Petition to Sadiq Khan

A statue for La Bourdonnais in London

Welcome to the campaign for a statue of La Bourdonnais, chess master, possibly the strongest player in the early 19th century. Welcome to the campaign that will transform the way you explore trends, opportunities, disruptions and major shifts on the horizon. Blending influence and ideas, a statue of La Bourdonnais in Lambeth is no coincidence. London mixes cultures and languages, bridges Europe and the rest of the world, flirts with the old and the new. Much like this natural hub for creativity and innovation, London is a blend of influences, a cross between disciplines, a hybrid creature that pulls together divergent trends to turn them into exciting opportunities.
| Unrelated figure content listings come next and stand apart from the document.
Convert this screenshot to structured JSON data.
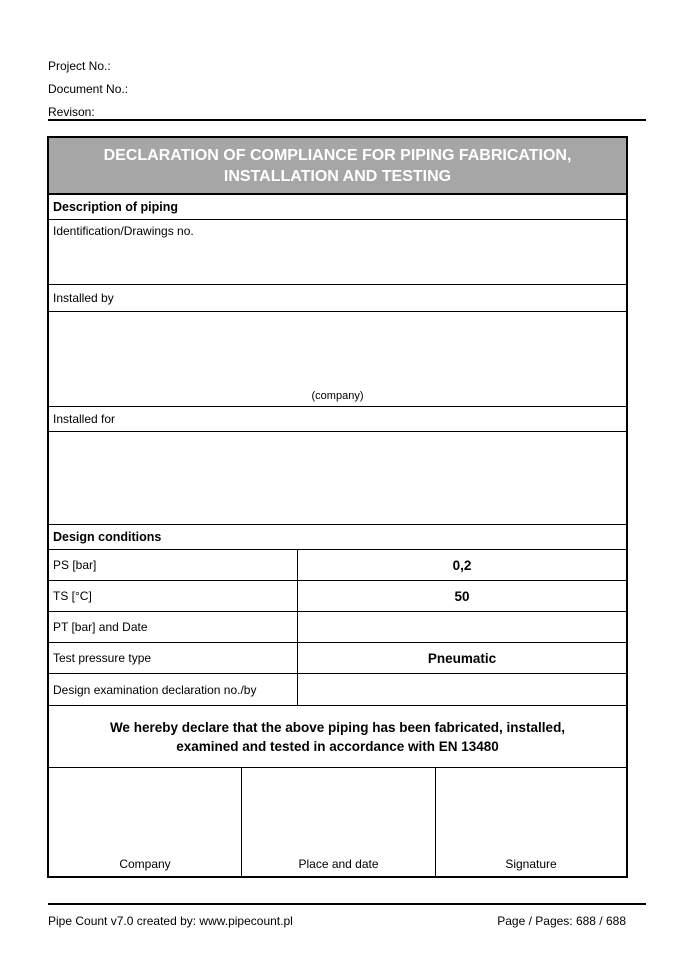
{
  "meta": {
    "project_label": "Project No.:",
    "document_label": "Document No.:",
    "revision_label": "Revison:"
  },
  "banner": {
    "title_line1": "DECLARATION OF COMPLIANCE FOR PIPING FABRICATION,",
    "title_line2": "INSTALLATION AND TESTING"
  },
  "description_section": {
    "header": "Description of piping",
    "identification_label": "Identification/Drawings no.",
    "identification_value": "",
    "installed_by_label": "Installed by",
    "installed_by_value": "",
    "company_hint": "(company)",
    "installed_for_label": "Installed for",
    "installed_for_value": ""
  },
  "design_section": {
    "header": "Design conditions",
    "rows": [
      {
        "label": "PS [bar]",
        "value": "0,2"
      },
      {
        "label": "TS [°C]",
        "value": "50"
      },
      {
        "label": "PT [bar] and Date",
        "value": ""
      },
      {
        "label": "Test pressure type",
        "value": "Pneumatic"
      },
      {
        "label": "Design examination declaration no./by",
        "value": ""
      }
    ]
  },
  "declaration": {
    "line1": "We hereby declare that the above piping has been fabricated, installed,",
    "line2": "examined and tested in accordance with EN 13480"
  },
  "signature_columns": [
    "Company",
    "Place and date",
    "Signature"
  ],
  "footer": {
    "left": "Pipe Count v7.0 created by: www.pipecount.pl",
    "right": "Page / Pages: 688 / 688"
  },
  "colors": {
    "banner_bg": "#a6a6a6",
    "banner_text": "#ffffff",
    "border": "#000000"
  }
}
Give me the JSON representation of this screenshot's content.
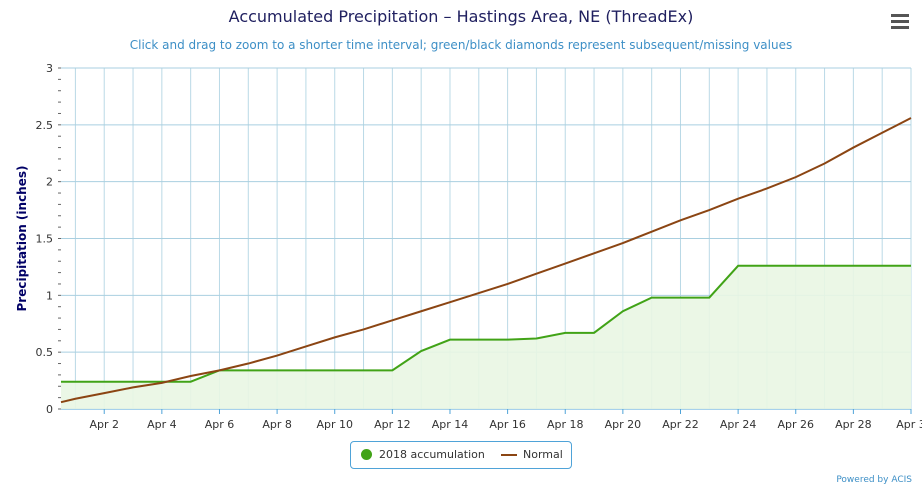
{
  "title": "Accumulated Precipitation – Hastings Area, NE (ThreadEx)",
  "subtitle": "Click and drag to zoom to a shorter time interval; green/black diamonds represent subsequent/missing values",
  "menu_icon": "hamburger-menu-icon",
  "credits": "Powered by ACIS",
  "colors": {
    "accumulation": "#41a317",
    "accumulation_fill": "#e9f6e3",
    "normal": "#8b4513",
    "grid": "#a9cfe0"
  },
  "chart_data": {
    "type": "line",
    "ylabel": "Precipitation (inches)",
    "xlabel": "",
    "ylim": [
      0,
      3
    ],
    "yticks": [
      "0",
      "0.5",
      "1",
      "1.5",
      "2",
      "2.5",
      "3"
    ],
    "x_domain_days": [
      0.5,
      30.0
    ],
    "x_ticks": [
      {
        "day": 2,
        "label": "Apr 2"
      },
      {
        "day": 4,
        "label": "Apr 4"
      },
      {
        "day": 6,
        "label": "Apr 6"
      },
      {
        "day": 8,
        "label": "Apr 8"
      },
      {
        "day": 10,
        "label": "Apr 10"
      },
      {
        "day": 12,
        "label": "Apr 12"
      },
      {
        "day": 14,
        "label": "Apr 14"
      },
      {
        "day": 16,
        "label": "Apr 16"
      },
      {
        "day": 18,
        "label": "Apr 18"
      },
      {
        "day": 20,
        "label": "Apr 20"
      },
      {
        "day": 22,
        "label": "Apr 22"
      },
      {
        "day": 24,
        "label": "Apr 24"
      },
      {
        "day": 26,
        "label": "Apr 26"
      },
      {
        "day": 28,
        "label": "Apr 28"
      },
      {
        "day": 30,
        "label": "Apr 3"
      }
    ],
    "grid": true,
    "legend": "bottom-center",
    "series": [
      {
        "name": "2018 accumulation",
        "days": [
          0.5,
          1,
          2,
          3,
          4,
          5,
          6,
          7,
          8,
          9,
          10,
          11,
          12,
          13,
          14,
          15,
          16,
          17,
          18,
          19,
          20,
          21,
          22,
          23,
          24,
          25,
          26,
          27,
          28,
          29,
          30
        ],
        "values": [
          0.24,
          0.24,
          0.24,
          0.24,
          0.24,
          0.24,
          0.34,
          0.34,
          0.34,
          0.34,
          0.34,
          0.34,
          0.34,
          0.51,
          0.61,
          0.61,
          0.61,
          0.62,
          0.67,
          0.67,
          0.86,
          0.98,
          0.98,
          0.98,
          1.26,
          1.26,
          1.26,
          1.26,
          1.26,
          1.26,
          1.26
        ]
      },
      {
        "name": "Normal",
        "days": [
          0.5,
          1,
          2,
          3,
          4,
          5,
          6,
          7,
          8,
          9,
          10,
          11,
          12,
          13,
          14,
          15,
          16,
          17,
          18,
          19,
          20,
          21,
          22,
          23,
          24,
          25,
          26,
          27,
          28,
          29,
          30
        ],
        "values": [
          0.06,
          0.09,
          0.14,
          0.19,
          0.23,
          0.29,
          0.34,
          0.4,
          0.47,
          0.55,
          0.63,
          0.7,
          0.78,
          0.86,
          0.94,
          1.02,
          1.1,
          1.19,
          1.28,
          1.37,
          1.46,
          1.56,
          1.66,
          1.75,
          1.85,
          1.94,
          2.04,
          2.16,
          2.3,
          2.43,
          2.56
        ]
      }
    ]
  }
}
London remains a collaborative environment specifically designed to provoke collisions and spark new ideas. London inspires talents and executives across continents and industries to challenge their biases, shift their perspective and explore completely new ways of thinking opportunities. Louis Charles Mahé La Bourdonnais (1795-1840) and Alexander McDonnell (1798-1835) fought a series of battles that remain unrivalled in the history of chess for sheer intensity and magnitude.Many books recreated the drama and the atmosphere of this great legacy. Founder of the first British French chess magazine, the Palamede, he pionnered the popular rise of chess game in Europe, thanks to the famous match that opposed him with the Londoner Alexander McDonnell in 1834. Indeed, Fifteen years later, the first international race took place in London, on the sidelines of the Worldwide Exhibition of 1851. Other legacy : He was the grandson of Bertrand-François Mahé de La Bourdonnais, naval officer and successful administrator of the Indian Ocean's Golden Age, during peacetime with the French Navy, breakdown of the piracy and interfaith dialogue with all Indian Ocean neighboring communities. The peace potential of religions was encouraged with the construction of Al Aqsa Mosque - still alive at Calcutta Street, Port Louis, Mauritius. The first Mosque to be erected in the world, in 1805, with all official requirements needed. Several places were named after him, including Mahé (Seychelles), Mahébourg (Mauritius) and two streets in Pondicherry: Labourdonnais street and Mahé de Labourdonnais street. Port Louis, Mauritius has a hotel which bears his name, the Labourdonnais Waterfront Hotel and also a school bearing his name Lycée La Bourdonnais.